Now, let's apply some structural results for Lie groups in this context. Every simply-connected Lie group will have the Levi-Malcev decomposition $$ G= S \rtimes H, $$ where $S$ is solvable and simply connected and $H$ is connected and has semisimple Lie algebra. Then $S$ is homeomorpbic to some ${\mathbb R}^n$ and, hence, if $n\ge 2$ then $S$ has non-unique Lie group structure (one can use either commutative or solvable noncommutative one). Since we can always use trivial action of $H$ on $S$ without changing topology of semidirect product, it follows that $G$ cannot be rigid if $n\ge 2$. If $n=1$ then $H$ has to act trivially on $S$ (as $H$ is connected, semisimple and, hence, has only trivial characters) and, thus, $G\cong {\mathbb R}\times H$. Therefore, in both cases $n=0, n=1$ the problem reduces to rigidity of the groups $H$.
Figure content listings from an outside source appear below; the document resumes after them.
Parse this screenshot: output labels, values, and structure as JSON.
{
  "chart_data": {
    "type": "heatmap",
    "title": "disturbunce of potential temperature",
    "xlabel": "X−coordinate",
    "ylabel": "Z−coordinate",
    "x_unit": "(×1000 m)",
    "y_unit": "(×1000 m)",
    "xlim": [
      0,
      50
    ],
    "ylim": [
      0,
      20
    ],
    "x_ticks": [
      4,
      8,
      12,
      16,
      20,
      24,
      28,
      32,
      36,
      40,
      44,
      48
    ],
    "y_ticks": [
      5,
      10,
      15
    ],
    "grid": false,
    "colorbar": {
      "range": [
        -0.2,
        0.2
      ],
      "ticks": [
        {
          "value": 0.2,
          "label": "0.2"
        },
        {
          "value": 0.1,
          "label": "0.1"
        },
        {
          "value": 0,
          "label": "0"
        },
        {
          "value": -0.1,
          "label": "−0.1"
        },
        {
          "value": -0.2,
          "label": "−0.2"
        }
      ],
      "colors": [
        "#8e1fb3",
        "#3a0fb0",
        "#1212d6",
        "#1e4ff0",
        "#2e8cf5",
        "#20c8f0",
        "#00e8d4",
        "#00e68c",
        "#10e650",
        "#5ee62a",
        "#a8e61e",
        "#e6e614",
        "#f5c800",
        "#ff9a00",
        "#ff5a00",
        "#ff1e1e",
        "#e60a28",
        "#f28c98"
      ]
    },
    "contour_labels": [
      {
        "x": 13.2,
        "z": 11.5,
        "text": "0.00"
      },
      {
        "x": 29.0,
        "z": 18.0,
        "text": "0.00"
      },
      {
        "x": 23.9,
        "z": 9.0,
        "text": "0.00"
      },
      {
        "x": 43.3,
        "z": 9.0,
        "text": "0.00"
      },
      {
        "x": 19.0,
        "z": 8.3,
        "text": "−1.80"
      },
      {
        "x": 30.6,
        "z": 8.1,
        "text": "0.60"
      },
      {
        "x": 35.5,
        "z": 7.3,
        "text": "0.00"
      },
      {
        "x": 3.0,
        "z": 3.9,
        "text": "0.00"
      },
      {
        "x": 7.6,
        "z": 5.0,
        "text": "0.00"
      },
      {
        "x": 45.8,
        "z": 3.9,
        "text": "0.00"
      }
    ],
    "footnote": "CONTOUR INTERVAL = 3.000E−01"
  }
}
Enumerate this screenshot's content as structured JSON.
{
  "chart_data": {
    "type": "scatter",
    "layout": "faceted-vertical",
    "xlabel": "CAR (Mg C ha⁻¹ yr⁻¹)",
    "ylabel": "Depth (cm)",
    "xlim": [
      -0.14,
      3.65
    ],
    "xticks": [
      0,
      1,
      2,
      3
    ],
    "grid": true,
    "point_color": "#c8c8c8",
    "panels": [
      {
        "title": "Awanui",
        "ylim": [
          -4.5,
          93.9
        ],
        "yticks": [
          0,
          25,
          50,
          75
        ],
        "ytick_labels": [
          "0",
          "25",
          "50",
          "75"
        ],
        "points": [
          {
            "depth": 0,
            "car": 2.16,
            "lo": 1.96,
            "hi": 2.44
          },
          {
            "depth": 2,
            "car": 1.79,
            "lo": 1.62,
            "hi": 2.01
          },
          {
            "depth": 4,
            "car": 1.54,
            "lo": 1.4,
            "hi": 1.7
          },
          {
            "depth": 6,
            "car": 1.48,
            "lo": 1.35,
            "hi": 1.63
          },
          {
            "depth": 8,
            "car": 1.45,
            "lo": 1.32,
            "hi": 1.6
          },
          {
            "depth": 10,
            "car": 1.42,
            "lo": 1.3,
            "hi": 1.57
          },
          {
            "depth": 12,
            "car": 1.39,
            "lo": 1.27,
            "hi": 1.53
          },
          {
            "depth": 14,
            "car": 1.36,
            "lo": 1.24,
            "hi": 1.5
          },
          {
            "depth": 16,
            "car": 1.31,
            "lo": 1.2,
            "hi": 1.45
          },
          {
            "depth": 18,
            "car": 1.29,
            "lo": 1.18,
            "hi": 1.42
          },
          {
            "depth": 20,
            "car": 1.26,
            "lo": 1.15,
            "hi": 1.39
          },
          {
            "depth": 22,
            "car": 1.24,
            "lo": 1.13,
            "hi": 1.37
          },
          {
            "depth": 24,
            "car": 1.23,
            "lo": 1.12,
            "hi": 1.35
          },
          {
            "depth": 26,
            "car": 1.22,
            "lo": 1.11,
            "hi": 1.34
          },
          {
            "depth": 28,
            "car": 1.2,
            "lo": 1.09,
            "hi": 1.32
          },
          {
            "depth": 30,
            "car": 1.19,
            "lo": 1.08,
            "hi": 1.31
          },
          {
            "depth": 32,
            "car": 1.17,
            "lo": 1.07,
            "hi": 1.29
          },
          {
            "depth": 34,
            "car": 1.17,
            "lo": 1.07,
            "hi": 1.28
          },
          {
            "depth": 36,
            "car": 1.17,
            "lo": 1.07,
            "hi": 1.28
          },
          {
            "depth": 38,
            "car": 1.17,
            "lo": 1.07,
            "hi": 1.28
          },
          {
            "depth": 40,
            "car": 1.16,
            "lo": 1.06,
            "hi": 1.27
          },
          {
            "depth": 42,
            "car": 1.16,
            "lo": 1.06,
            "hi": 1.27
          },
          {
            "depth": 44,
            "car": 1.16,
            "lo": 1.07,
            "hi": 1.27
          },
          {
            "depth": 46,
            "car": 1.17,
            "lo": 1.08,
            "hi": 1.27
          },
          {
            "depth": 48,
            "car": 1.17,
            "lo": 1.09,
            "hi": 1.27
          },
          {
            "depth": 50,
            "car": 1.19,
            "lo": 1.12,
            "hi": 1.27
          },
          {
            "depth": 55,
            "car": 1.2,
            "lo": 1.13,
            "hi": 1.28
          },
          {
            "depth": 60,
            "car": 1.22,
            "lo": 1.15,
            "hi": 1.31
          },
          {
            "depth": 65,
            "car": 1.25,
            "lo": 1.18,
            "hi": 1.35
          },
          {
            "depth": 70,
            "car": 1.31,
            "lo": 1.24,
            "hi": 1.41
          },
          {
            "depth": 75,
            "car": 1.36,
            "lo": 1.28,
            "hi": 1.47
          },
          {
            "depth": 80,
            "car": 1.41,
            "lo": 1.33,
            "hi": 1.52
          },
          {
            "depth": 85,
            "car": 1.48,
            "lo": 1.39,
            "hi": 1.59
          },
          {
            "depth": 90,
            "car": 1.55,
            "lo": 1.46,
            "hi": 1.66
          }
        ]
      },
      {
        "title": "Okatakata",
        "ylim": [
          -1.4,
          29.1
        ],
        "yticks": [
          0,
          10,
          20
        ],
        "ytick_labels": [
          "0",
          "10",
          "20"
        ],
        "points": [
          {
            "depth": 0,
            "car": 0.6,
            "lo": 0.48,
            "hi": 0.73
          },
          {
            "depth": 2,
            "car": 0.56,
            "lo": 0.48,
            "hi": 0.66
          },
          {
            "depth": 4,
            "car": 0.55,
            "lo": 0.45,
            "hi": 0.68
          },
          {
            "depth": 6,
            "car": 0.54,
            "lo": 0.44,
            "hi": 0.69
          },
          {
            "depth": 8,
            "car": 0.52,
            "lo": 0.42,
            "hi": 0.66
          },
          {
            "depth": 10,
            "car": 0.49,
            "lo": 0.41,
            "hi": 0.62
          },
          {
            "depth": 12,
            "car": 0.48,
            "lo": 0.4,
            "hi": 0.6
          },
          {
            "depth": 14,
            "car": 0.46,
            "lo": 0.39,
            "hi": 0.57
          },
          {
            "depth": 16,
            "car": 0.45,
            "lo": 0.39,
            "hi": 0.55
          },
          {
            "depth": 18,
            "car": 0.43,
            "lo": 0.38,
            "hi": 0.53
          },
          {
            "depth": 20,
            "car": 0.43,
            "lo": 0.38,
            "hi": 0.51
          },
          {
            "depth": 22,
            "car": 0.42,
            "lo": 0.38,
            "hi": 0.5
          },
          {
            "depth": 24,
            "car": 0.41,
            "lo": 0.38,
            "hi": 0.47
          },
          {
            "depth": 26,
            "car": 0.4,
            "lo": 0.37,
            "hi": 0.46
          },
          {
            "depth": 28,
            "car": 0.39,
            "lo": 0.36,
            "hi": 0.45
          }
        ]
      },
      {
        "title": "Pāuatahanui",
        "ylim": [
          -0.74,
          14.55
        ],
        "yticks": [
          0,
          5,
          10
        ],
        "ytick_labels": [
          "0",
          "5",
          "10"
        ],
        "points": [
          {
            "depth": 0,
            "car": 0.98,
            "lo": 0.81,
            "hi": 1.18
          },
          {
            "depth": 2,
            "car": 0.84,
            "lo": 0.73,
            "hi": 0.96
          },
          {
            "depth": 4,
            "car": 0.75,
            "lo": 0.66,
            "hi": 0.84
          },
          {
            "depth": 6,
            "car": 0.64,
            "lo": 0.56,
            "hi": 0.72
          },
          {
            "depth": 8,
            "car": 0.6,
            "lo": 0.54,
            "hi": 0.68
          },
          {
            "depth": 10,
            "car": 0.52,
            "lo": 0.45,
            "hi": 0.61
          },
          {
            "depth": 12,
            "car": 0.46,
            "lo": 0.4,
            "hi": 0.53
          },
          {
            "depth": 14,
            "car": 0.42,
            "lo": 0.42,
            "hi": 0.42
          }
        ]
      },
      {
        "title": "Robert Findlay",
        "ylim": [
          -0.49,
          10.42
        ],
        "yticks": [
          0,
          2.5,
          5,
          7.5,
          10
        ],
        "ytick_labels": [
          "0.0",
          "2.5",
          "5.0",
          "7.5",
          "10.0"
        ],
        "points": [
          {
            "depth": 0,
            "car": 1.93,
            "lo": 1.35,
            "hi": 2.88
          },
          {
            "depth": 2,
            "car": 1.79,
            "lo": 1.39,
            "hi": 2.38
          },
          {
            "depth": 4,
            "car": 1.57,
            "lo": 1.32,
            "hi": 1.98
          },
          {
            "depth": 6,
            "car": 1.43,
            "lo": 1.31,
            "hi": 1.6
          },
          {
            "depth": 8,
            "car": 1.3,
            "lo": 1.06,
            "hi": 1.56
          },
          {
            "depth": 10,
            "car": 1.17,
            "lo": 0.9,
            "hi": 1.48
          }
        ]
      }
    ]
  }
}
Case 1. $H$ is compact. I then found by browsing this mathoverflow post that $H$ has to be rigid. By compactness of $H$ it is also clear that $G$ is rigid as well in this case.
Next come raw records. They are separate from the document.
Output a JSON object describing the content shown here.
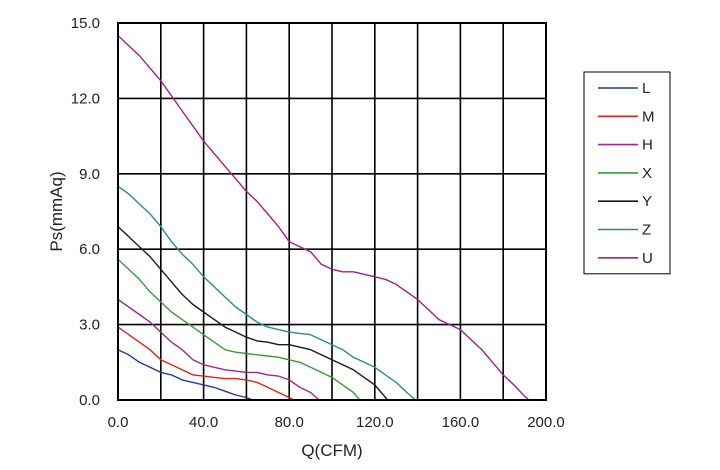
{
  "chart_data": {
    "type": "line",
    "title": "",
    "xlabel": "Q(CFM)",
    "ylabel": "Ps(mmAq)",
    "xlim": [
      0,
      200
    ],
    "ylim": [
      0,
      15
    ],
    "x_ticks": [
      "0.0",
      "40.0",
      "80.0",
      "120.0",
      "160.0",
      "200.0"
    ],
    "y_ticks": [
      "0.0",
      "3.0",
      "6.0",
      "9.0",
      "12.0",
      "15.0"
    ],
    "grid": true,
    "legend_position": "right",
    "series": [
      {
        "name": "L",
        "color": "#1f3a93",
        "points": [
          [
            0,
            2.0
          ],
          [
            5,
            1.8
          ],
          [
            10,
            1.5
          ],
          [
            15,
            1.3
          ],
          [
            20,
            1.1
          ],
          [
            25,
            1.0
          ],
          [
            30,
            0.8
          ],
          [
            35,
            0.7
          ],
          [
            40,
            0.6
          ],
          [
            45,
            0.5
          ],
          [
            50,
            0.35
          ],
          [
            55,
            0.2
          ],
          [
            60,
            0.1
          ],
          [
            63,
            0.0
          ]
        ]
      },
      {
        "name": "M",
        "color": "#e2231a",
        "points": [
          [
            0,
            2.9
          ],
          [
            5,
            2.6
          ],
          [
            10,
            2.3
          ],
          [
            15,
            2.0
          ],
          [
            20,
            1.6
          ],
          [
            25,
            1.4
          ],
          [
            30,
            1.2
          ],
          [
            35,
            1.0
          ],
          [
            40,
            0.95
          ],
          [
            45,
            0.9
          ],
          [
            50,
            0.85
          ],
          [
            55,
            0.85
          ],
          [
            60,
            0.8
          ],
          [
            65,
            0.7
          ],
          [
            70,
            0.5
          ],
          [
            75,
            0.3
          ],
          [
            80,
            0.1
          ],
          [
            82,
            0.0
          ]
        ]
      },
      {
        "name": "H",
        "color": "#9a2a8e",
        "points": [
          [
            0,
            4.0
          ],
          [
            5,
            3.7
          ],
          [
            10,
            3.4
          ],
          [
            15,
            3.1
          ],
          [
            20,
            2.7
          ],
          [
            25,
            2.3
          ],
          [
            30,
            2.0
          ],
          [
            35,
            1.6
          ],
          [
            40,
            1.4
          ],
          [
            45,
            1.3
          ],
          [
            50,
            1.2
          ],
          [
            55,
            1.15
          ],
          [
            60,
            1.1
          ],
          [
            65,
            1.1
          ],
          [
            70,
            1.0
          ],
          [
            75,
            0.95
          ],
          [
            80,
            0.8
          ],
          [
            85,
            0.5
          ],
          [
            90,
            0.3
          ],
          [
            94,
            0.0
          ]
        ]
      },
      {
        "name": "X",
        "color": "#3a9a3a",
        "points": [
          [
            0,
            5.6
          ],
          [
            5,
            5.2
          ],
          [
            10,
            4.8
          ],
          [
            15,
            4.3
          ],
          [
            20,
            3.9
          ],
          [
            25,
            3.5
          ],
          [
            30,
            3.2
          ],
          [
            35,
            2.9
          ],
          [
            40,
            2.6
          ],
          [
            45,
            2.3
          ],
          [
            50,
            2.0
          ],
          [
            55,
            1.9
          ],
          [
            60,
            1.85
          ],
          [
            65,
            1.8
          ],
          [
            70,
            1.75
          ],
          [
            75,
            1.7
          ],
          [
            80,
            1.6
          ],
          [
            85,
            1.5
          ],
          [
            90,
            1.3
          ],
          [
            95,
            1.1
          ],
          [
            100,
            0.9
          ],
          [
            105,
            0.6
          ],
          [
            110,
            0.3
          ],
          [
            113,
            0.0
          ]
        ]
      },
      {
        "name": "Y",
        "color": "#1a1a1a",
        "points": [
          [
            0,
            6.9
          ],
          [
            5,
            6.5
          ],
          [
            10,
            6.1
          ],
          [
            15,
            5.7
          ],
          [
            20,
            5.2
          ],
          [
            25,
            4.7
          ],
          [
            30,
            4.2
          ],
          [
            35,
            3.8
          ],
          [
            40,
            3.5
          ],
          [
            45,
            3.2
          ],
          [
            50,
            2.9
          ],
          [
            55,
            2.7
          ],
          [
            60,
            2.5
          ],
          [
            65,
            2.35
          ],
          [
            70,
            2.3
          ],
          [
            75,
            2.2
          ],
          [
            80,
            2.2
          ],
          [
            85,
            2.1
          ],
          [
            90,
            2.0
          ],
          [
            95,
            1.8
          ],
          [
            100,
            1.6
          ],
          [
            105,
            1.4
          ],
          [
            110,
            1.2
          ],
          [
            115,
            0.9
          ],
          [
            120,
            0.6
          ],
          [
            125,
            0.1
          ],
          [
            126,
            0.0
          ]
        ]
      },
      {
        "name": "Z",
        "color": "#2e8b8b",
        "points": [
          [
            0,
            8.5
          ],
          [
            5,
            8.2
          ],
          [
            10,
            7.8
          ],
          [
            15,
            7.4
          ],
          [
            20,
            6.9
          ],
          [
            25,
            6.3
          ],
          [
            30,
            5.8
          ],
          [
            35,
            5.4
          ],
          [
            40,
            4.9
          ],
          [
            45,
            4.5
          ],
          [
            50,
            4.1
          ],
          [
            55,
            3.7
          ],
          [
            60,
            3.4
          ],
          [
            65,
            3.1
          ],
          [
            70,
            2.9
          ],
          [
            75,
            2.8
          ],
          [
            80,
            2.7
          ],
          [
            85,
            2.65
          ],
          [
            90,
            2.6
          ],
          [
            95,
            2.4
          ],
          [
            100,
            2.2
          ],
          [
            105,
            2.0
          ],
          [
            110,
            1.7
          ],
          [
            115,
            1.5
          ],
          [
            120,
            1.3
          ],
          [
            125,
            1.0
          ],
          [
            130,
            0.7
          ],
          [
            135,
            0.3
          ],
          [
            139,
            0.0
          ]
        ]
      },
      {
        "name": "U",
        "color": "#a0208a",
        "points": [
          [
            0,
            14.5
          ],
          [
            5,
            14.1
          ],
          [
            10,
            13.7
          ],
          [
            15,
            13.2
          ],
          [
            20,
            12.7
          ],
          [
            25,
            12.1
          ],
          [
            30,
            11.5
          ],
          [
            35,
            10.9
          ],
          [
            40,
            10.3
          ],
          [
            45,
            9.8
          ],
          [
            50,
            9.3
          ],
          [
            55,
            8.8
          ],
          [
            60,
            8.3
          ],
          [
            65,
            7.9
          ],
          [
            70,
            7.4
          ],
          [
            75,
            6.9
          ],
          [
            80,
            6.3
          ],
          [
            85,
            6.1
          ],
          [
            90,
            5.9
          ],
          [
            95,
            5.4
          ],
          [
            100,
            5.2
          ],
          [
            105,
            5.1
          ],
          [
            110,
            5.1
          ],
          [
            115,
            5.0
          ],
          [
            120,
            4.9
          ],
          [
            125,
            4.8
          ],
          [
            130,
            4.6
          ],
          [
            135,
            4.3
          ],
          [
            140,
            4.0
          ],
          [
            145,
            3.6
          ],
          [
            150,
            3.2
          ],
          [
            155,
            3.0
          ],
          [
            160,
            2.8
          ],
          [
            165,
            2.4
          ],
          [
            170,
            2.0
          ],
          [
            175,
            1.5
          ],
          [
            180,
            1.0
          ],
          [
            185,
            0.6
          ],
          [
            190,
            0.15
          ],
          [
            192,
            0.0
          ]
        ]
      }
    ]
  }
}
Case 2. $H$ is noncompact. If $H$ happens to have finite center then it has the Iwasawa decomposition $H= U\cdot K$, where $K$ is maximal compact subgroup in $H$ and $U$ is solvable and homeomorphic to $R^m$ for some $m\ge 2$; in particular, $H$ is homeomorphic to ${\mathbb R}^m\times K$. (Algebraically, this is never a product!) Clearly, we can also endow ${\mathbb R}^m\times K$ with the algebraic structure of the direct product, hence, $H$ cannot be rigid; thus, $G$ is not rigid either. This leaves us with the case of infinite discrete center. (The standard example to think about is the universal cover of $SL(2, {\mathbb R})$.) However, every such $H$ can be divided by a discrete central subgroup $Z<H$, such that $Q=H/Z$ has trivial center. Then we can apply the same reasoning as above to conclude that $Q$ is non-rigid and then lift the modified Lie group structure to the covering space $H$ (of $Q$) to conclude that $H$ is again non-rigid.
Thus, the conclusion is that a simply-connected Lie group $G$ is rigid if and only if it is either compact or a product of a compact group and ${\mathbb R}$.
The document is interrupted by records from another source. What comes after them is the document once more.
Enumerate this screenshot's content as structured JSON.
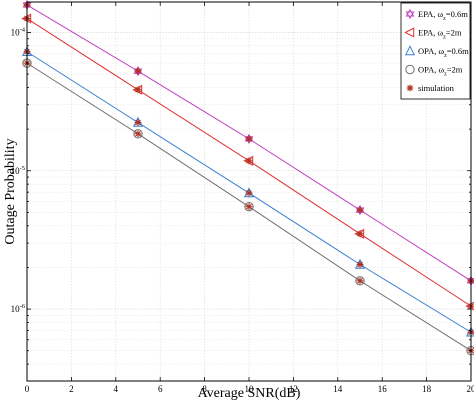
{
  "chart_data": {
    "type": "line",
    "xlabel": "Average SNR(dB)",
    "ylabel": "Outage Probability",
    "xlim": [
      0,
      20
    ],
    "ylim_log10": [
      -6.52,
      -3.78
    ],
    "yscale": "log",
    "grid": true,
    "legend_position": "top-right",
    "x_ticks": [
      0,
      2,
      4,
      6,
      8,
      10,
      12,
      14,
      16,
      18,
      20
    ],
    "y_ticks": [
      {
        "value": 0.0001,
        "base": "10",
        "exp": "-4"
      },
      {
        "value": 1e-05,
        "base": "10",
        "exp": "-5"
      },
      {
        "value": 1e-06,
        "base": "10",
        "exp": "-6"
      }
    ],
    "x": [
      0,
      5,
      10,
      15,
      20
    ],
    "series": [
      {
        "name": "EPA, ω_z=0.6m",
        "legend_main": "EPA, ω",
        "legend_sub": "z",
        "legend_rest": "=0.6m",
        "color": "#c040c0",
        "marker": "hexagram",
        "values": [
          0.000158,
          5.25e-05,
          1.7e-05,
          5.2e-06,
          1.6e-06
        ]
      },
      {
        "name": "EPA, ω_z=2m",
        "legend_main": "EPA, ω",
        "legend_sub": "z",
        "legend_rest": "=2m",
        "color": "#e03030",
        "marker": "triangle-left",
        "values": [
          0.000126,
          3.85e-05,
          1.18e-05,
          3.5e-06,
          1.05e-06
        ]
      },
      {
        "name": "OPA, ω_z=0.6m",
        "legend_main": "OPA, ω",
        "legend_sub": "z",
        "legend_rest": "=0.6m",
        "color": "#3a7fd0",
        "marker": "triangle-up",
        "values": [
          7.25e-05,
          2.23e-05,
          6.9e-06,
          2.1e-06,
          6.8e-07
        ]
      },
      {
        "name": "OPA, ω_z=2m",
        "legend_main": "OPA, ω",
        "legend_sub": "z",
        "legend_rest": "=2m",
        "color": "#707070",
        "marker": "circle",
        "values": [
          6e-05,
          1.85e-05,
          5.5e-06,
          1.6e-06,
          5e-07
        ]
      }
    ],
    "simulation": {
      "name": "simulation",
      "color": "#b03020",
      "marker": "asterisk"
    }
  }
}
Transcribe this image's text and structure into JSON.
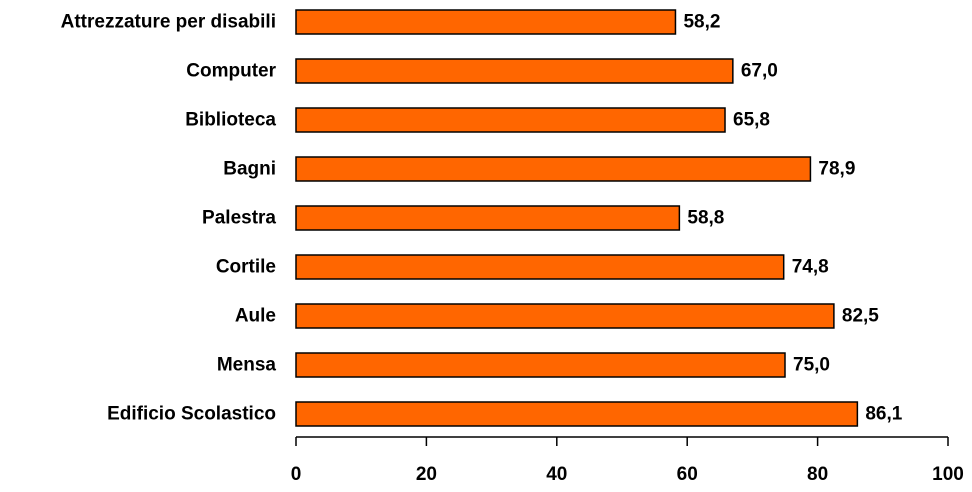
{
  "chart_data": {
    "type": "bar",
    "orientation": "horizontal",
    "categories": [
      "Attrezzature per disabili",
      "Computer",
      "Biblioteca",
      "Bagni",
      "Palestra",
      "Cortile",
      "Aule",
      "Mensa",
      "Edificio Scolastico"
    ],
    "values": [
      58.2,
      67.0,
      65.8,
      78.9,
      58.8,
      74.8,
      82.5,
      75.0,
      86.1
    ],
    "value_labels": [
      "58,2",
      "67,0",
      "65,8",
      "78,9",
      "58,8",
      "74,8",
      "82,5",
      "75,0",
      "86,1"
    ],
    "xlim": [
      0,
      100
    ],
    "xticks": [
      0,
      20,
      40,
      60,
      80,
      100
    ],
    "title": "",
    "xlabel": "",
    "ylabel": "",
    "grid": false,
    "bar_color": "#FF6600",
    "bar_edge_color": "#000000"
  }
}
This isn't really an answer, but it's too long for a comment. In any case, I think the answer could depend on your formulation. I can see two ways to interpret your question. Suppose $X$ and $Y$ are topological groups, homeomorphic as topological spaces. Are they necessarily isomorphic as
- abstract groups?
- topological groups?
Obviously 2 implies 1. I think the second question is the more interesting one. I don't know if this fact will lead to an answer, but all separable (infinite dimensional) Banach spaces are homeomorphic as topological spaces. They are isomorphic as real vector spaces for cardinality reasons I believe, thus as abstact groups, but I don't think they are isomorphic as topological groups (this is just my guess.)
One further remark is that your remark on discrete topological groups carries over to discrete topological groups of any cardinality. So $\Bbb Z$ and $\Bbb Q$, both endowed with the discrete topology, are isomorphic as topological spaces, but aren't isomorphic as groups. Maybe this is an indication that the good context for your question isn't abstract topological groups but connected topological groups, or even connected Lie groups.